K K
K K

Reputation: 101

Best Practice to locally cache web service responses

I am populating an infinite list view with data from a webservice. The data is obtained as a response to POST requests made from the app. What is the best practice to cache such data so that a network call is not made every time the user just scrolls up and down the list? Thank you!

Upvotes: 1

Views: 1987

Answers (3)

Vahid Ghadiri
Vahid Ghadiri

Reputation: 4076

Try Picasso. Another powerful library for image downloading and caching from square. It does everything about caching for you. But if you are still consisting of using LruCache, consider to allocate a special amount of memory for your app. Otherwise your app will cause memory hit.

Upvotes: 0

enl8enmentnow
enl8enmentnow

Reputation: 943

To do this in the past, I have added a cache scheme at network request layer to make the cache transparent to the API caller. The cache expires every x minutes. The cache is persisted using SharedPreferences so that it is available when the app restarts. For example, the API call might be:

List<Item> items = server.getListItems(int page);

Inside getListItems() you check the cache to see if there is a valid cache. If so you return the items in the cache, otherwise you make the network call.
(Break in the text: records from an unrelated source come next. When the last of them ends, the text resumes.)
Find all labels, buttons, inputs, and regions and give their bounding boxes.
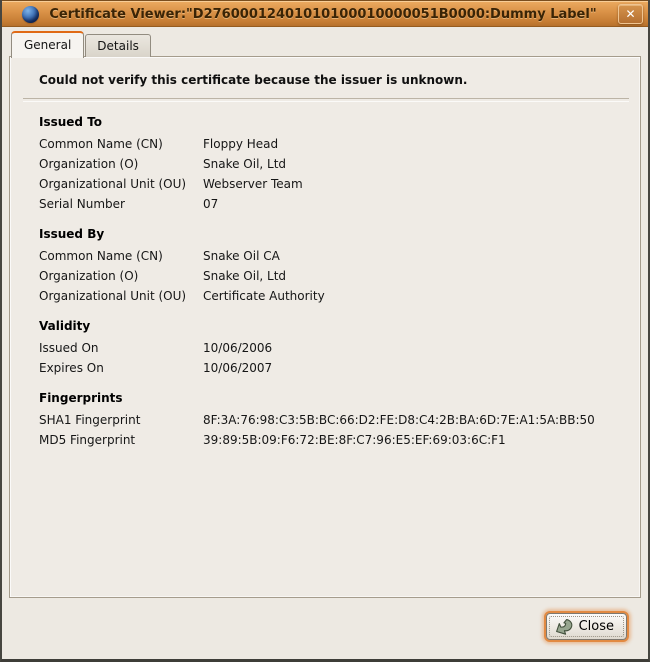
field-value: Certificate Authority <box>203 286 325 306</box>
section-validity: Validity Issued On 10/06/2006 Expires On… <box>39 319 629 378</box>
section-issued-to: Issued To Common Name (CN) Floppy Head O… <box>39 115 629 214</box>
field-label: Common Name (CN) <box>39 246 203 266</box>
general-tab-panel: Could not verify this certificate becaus… <box>9 56 641 598</box>
window-close-button[interactable]: ✕ <box>618 4 643 24</box>
verify-warning-text: Could not verify this certificate becaus… <box>39 73 629 87</box>
field-row: Organization (O) Snake Oil, Ltd <box>39 154 629 174</box>
field-row: Organization (O) Snake Oil, Ltd <box>39 266 629 286</box>
close-arrow-icon <box>554 618 574 636</box>
close-icon: ✕ <box>625 7 635 21</box>
field-label: Issued On <box>39 338 203 358</box>
section-title: Fingerprints <box>39 391 629 405</box>
section-fingerprints: Fingerprints SHA1 Fingerprint 8F:3A:76:9… <box>39 391 629 450</box>
field-label: Organization (O) <box>39 154 203 174</box>
field-value: 8F:3A:76:98:C3:5B:BC:66:D2:FE:D8:C4:2B:B… <box>203 410 595 430</box>
field-label: Organizational Unit (OU) <box>39 286 203 306</box>
certificate-viewer-window: Certificate Viewer:"D2760001240101010001… <box>0 0 650 662</box>
field-value: Webserver Team <box>203 174 303 194</box>
field-row: Common Name (CN) Snake Oil CA <box>39 246 629 266</box>
section-title: Validity <box>39 319 629 333</box>
section-issued-by: Issued By Common Name (CN) Snake Oil CA … <box>39 227 629 306</box>
field-value: Snake Oil, Ltd <box>203 154 286 174</box>
field-value: 10/06/2006 <box>203 338 272 358</box>
field-value: 07 <box>203 194 218 214</box>
field-label: Serial Number <box>39 194 203 214</box>
field-row: Common Name (CN) Floppy Head <box>39 134 629 154</box>
field-row: MD5 Fingerprint 39:89:5B:09:F6:72:BE:8F:… <box>39 430 629 450</box>
field-row: Serial Number 07 <box>39 194 629 214</box>
field-row: Organizational Unit (OU) Certificate Aut… <box>39 286 629 306</box>
field-value: Floppy Head <box>203 134 278 154</box>
close-button[interactable]: Close <box>546 613 627 640</box>
field-label: Common Name (CN) <box>39 134 203 154</box>
section-title: Issued By <box>39 227 629 241</box>
field-row: Organizational Unit (OU) Webserver Team <box>39 174 629 194</box>
window-titlebar[interactable]: Certificate Viewer:"D2760001240101010001… <box>2 0 648 27</box>
field-row: Expires On 10/06/2007 <box>39 358 629 378</box>
separator <box>23 98 629 102</box>
field-value: Snake Oil, Ltd <box>203 266 286 286</box>
field-label: MD5 Fingerprint <box>39 430 203 450</box>
close-button-label: Close <box>579 619 614 634</box>
field-value: 10/06/2007 <box>203 358 272 378</box>
tab-bar: General Details <box>11 29 152 57</box>
window-title: Certificate Viewer:"D2760001240101010001… <box>32 7 614 22</box>
tab-general[interactable]: General <box>11 31 84 58</box>
field-value: Snake Oil CA <box>203 246 280 266</box>
tab-details[interactable]: Details <box>85 34 151 57</box>
section-title: Issued To <box>39 115 629 129</box>
field-row: SHA1 Fingerprint 8F:3A:76:98:C3:5B:BC:66… <box>39 410 629 430</box>
field-label: Expires On <box>39 358 203 378</box>
field-row: Issued On 10/06/2006 <box>39 338 629 358</box>
field-label: Organizational Unit (OU) <box>39 174 203 194</box>
field-value: 39:89:5B:09:F6:72:BE:8F:C7:96:E5:EF:69:0… <box>203 430 506 450</box>
field-label: SHA1 Fingerprint <box>39 410 203 430</box>
field-label: Organization (O) <box>39 266 203 286</box>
Actually the API was a little more complicated because it supported returning an expired cache immediately, and then doing the network call and updating when the new results came back:

server.getListItems(int page, new ResultListener<List<Item>>() {
    public void onResult(List<Item> items) {
        ...
    }
});

In this scheme, when the cache expired onResult() would be called twice--once with the expired cache and once with the new results.

Good luck!

Upvotes: 0

Nick Davis
Nick Davis

Reputation: 204

Check out the LruCache class, or better yet check out the Android Volley framework developed by Google.